Basic Psychiatry Psychotherapy Training

Comments and Suggestions

Dr Jeffrey Streimer, Dr Loyola McLean & Joanne Shaw

(The views expressed in this brief overview are entirely those of the authors and do not represent the official position of the RANZCP or other Training organisations. The authors acknowledge the NSWIoP for permission to circulate this information.)

Introduction:

Basic Training in Psychiatry includes many explicit and implicit psychotherapy elements. We suggest that these elements should now be brought together and integrated to keep up with similar developments internationally. The following is an overview of the current situation with some suggestions for the future.

Background:

Psychotherapy is a central plank in the training of Psychiatrists. Psychotherapeutic skills and knowledge are a core part of psychiatric practice and not just the preserve of specialist psychotherapists (Guidelines for Psychotherapy Training as part of General Professional Psychiatric Training: Royal College of Psychiatrists, 2001).

The basic function of psychotherapy training is five-fold:

It provides:

  1. Essential training in communication and alliance building skill as well as actual technical skills applicable in all fields of Psychiatry (Gabbard, 2007).
    1. The theoretical framework for psychotherapeutic treatment
    2. Experience in treating individual patients with psychotherapy as the primary treatment
    3. Key understanding of ‘Systems’ work with dyads, families and groups  to deliver  integrated (bio-psycho-social) management plans

  1. The essential experience of developing reflective psychiatric practice

Psychiatric training has lagged behind in the last generation, an age called ‘mindless’, because of the overemphasis on biological approaches at the cost of training in psychotherapy (Gabbard 2007).

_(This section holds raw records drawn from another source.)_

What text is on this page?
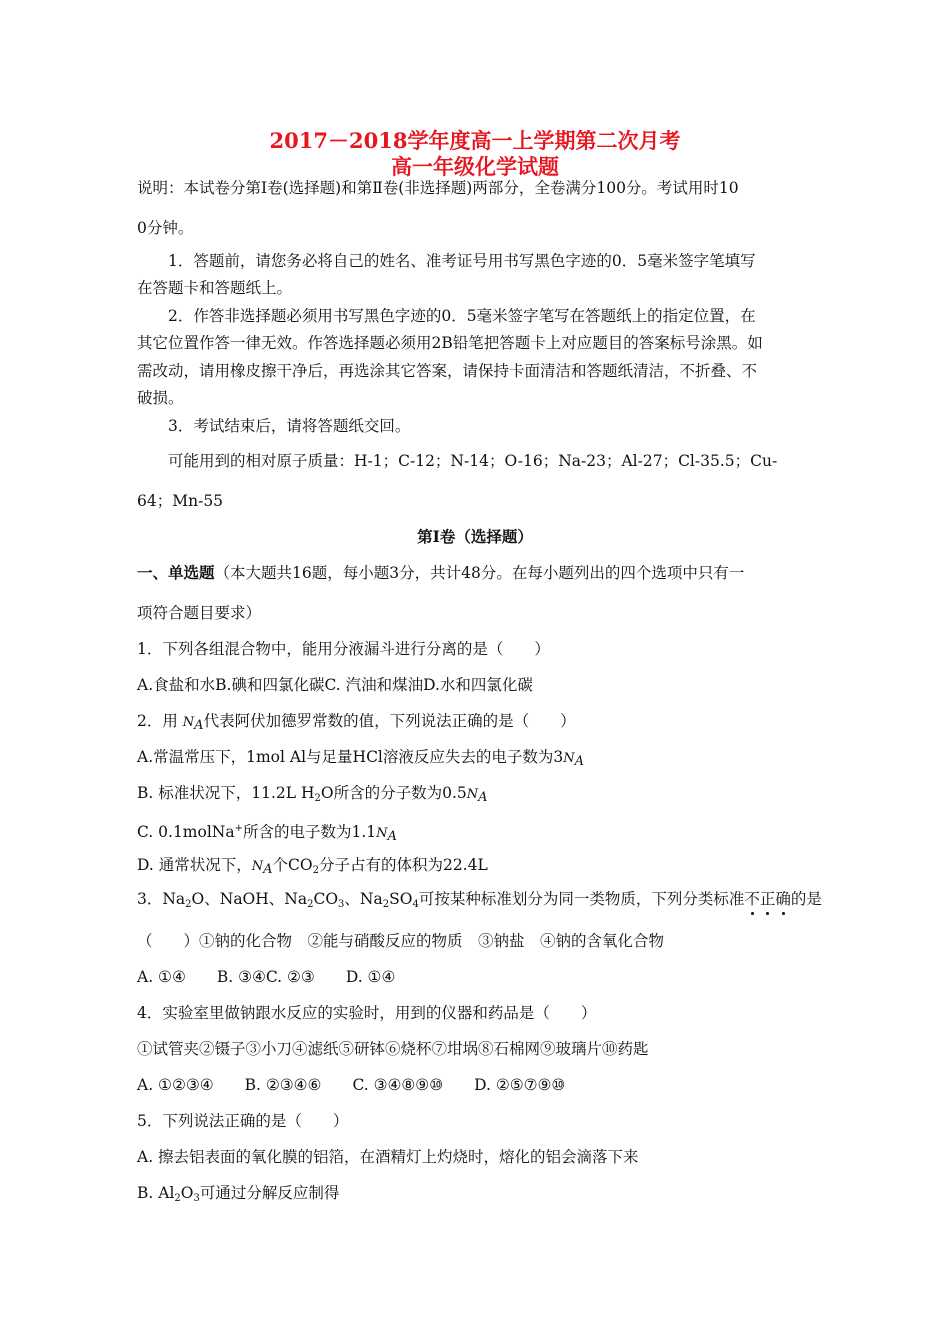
2017－2018学年度高一上学期第二次月考
高一年级化学试题
说明：本试卷分第Ⅰ卷(选择题)和第Ⅱ卷(非选择题)两部分，全卷满分100分。考试用时10
0分钟。
1．答题前，请您务必将自己的姓名、准考证号用书写黑色字迹的0．5毫米签字笔填写
在答题卡和答题纸上。
2．作答非选择题必须用书写黑色字迹的0．5毫米签字笔写在答题纸上的指定位置，在
其它位置作答一律无效。作答选择题必须用2B铅笔把答题卡上对应题目的答案标号涂黑。如
需改动，请用橡皮擦干净后，再选涂其它答案，请保持卡面清洁和答题纸清洁，不折叠、不
破损。
3．考试结束后，请将答题纸交回。
可能用到的相对原子质量：H-1；C-12；N-14；O-16；Na-23；Al-27；Cl-35.5；Cu-
64；Mn-55
第Ⅰ卷（选择题）
一、单选题（本大题共16题，每小题3分，共计48分。在每小题列出的四个选项中只有一
项符合题目要求）
1．下列各组混合物中，能用分液漏斗进行分离的是（　　）
A.食盐和水B.碘和四氯化碳C. 汽油和煤油D.水和四氯化碳
2．用 $N_A$代表阿伏加德罗常数的值，下列说法正确的是（　　）
A.常温常压下，1mol Al与足量HCl溶液反应失去的电子数为$3N_A$
B. 标准状况下，11.2L $H_2O$所含的分子数为$0.5N_A$
C. 0.1molNa+所含的电子数为$1.1N_A$
D. 通常状况下，$N_A$个$CO_2$分子占有的体积为22.4L
3．$Na_2O$、NaOH、$Na_2CO_3$、$Na_2SO_4$可按某种标准划分为同一类物质，下列分类标准不正确的是
（　　）①钠的化合物　②能与硝酸反应的物质　③钠盐　④钠的含氧化合物
A. ①④　　B. ③④C. ②③　　D. ①④
4．实验室里做钠跟水反应的实验时，用到的仪器和药品是（　　）
①试管夹②镊子③小刀④滤纸⑤研钵⑥烧杯⑦坩埚⑧石棉网⑨玻璃片⑩药匙
A. ①②③④　　B. ②③④⑥　　C. ③④⑧⑨⑩　　D. ②⑤⑦⑨⑩
5．下列说法正确的是（　　）
A. 擦去铝表面的氧化膜的铝箔，在酒精灯上灼烧时，熔化的铝会滴落下来
B. $Al_2O_3$可通过分解反应制得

Psychotherapy Training Overview

  • Provision of high quality psychotherapy training to Psychiatry registrars during basic training is crucial. The Royal Australian and New Zealand College of Psychiatrists (RANZCP) requires every registrar to undertake theoretical learning and skills training in psychotherapy (Regulations 5.11 and 8.10).

  • Traditionally regarded as a central part of the psychiatrists’ role, training in psychotherapy skills requires support. Psychiatry graduates need psychotherapy skills to complete their understanding of the biopsychosocial model of healthcare, as the context of life events and relationships which have meaning to the patients (Mellman and Beresin 2003). Some of the forces that have adversely affected these skills are addressed in recent reviews (Lieberman and Rush 1996; Plankun 2006).
  • Locally, recent COAG reforms have recognised the centrality of psychotherapy skills. There is a growing research evidence base for both the therapeutic and cost effectiveness of psychotherapy treatments (for example Vos, Corry et al. 2005, Stephenson & Meares 1999, Leichsenring 2005, Shedler  2010).

Proposed RANZCP Model of Training

  • As part of the federally-funded structural reform of Psychiatry Training, the Curriculum Improvement Committee within the RANZCP has recommended the adoption of a competency based curriculum for Psychiatry training. Under the model proposed by the RANZCP Competency Based Fellowship Program (CBFP), training will be modular & skills-based to remove the structural divisions within training and provide formal integration of training within the workplace. Assessable core competencies will increase transparency and provide a more standardised level of training (http://cip.ranzcp.org/). The competency based framework that the RANZCP propose to adopt is based on the CanMEDS Physician Competency Framework model adopted by the Royal College Physicians and Surgeons of Canada (RCPSC) (Frank 2005). There is therefore now a need to reform psychotherapy training into a set of integrated competencies.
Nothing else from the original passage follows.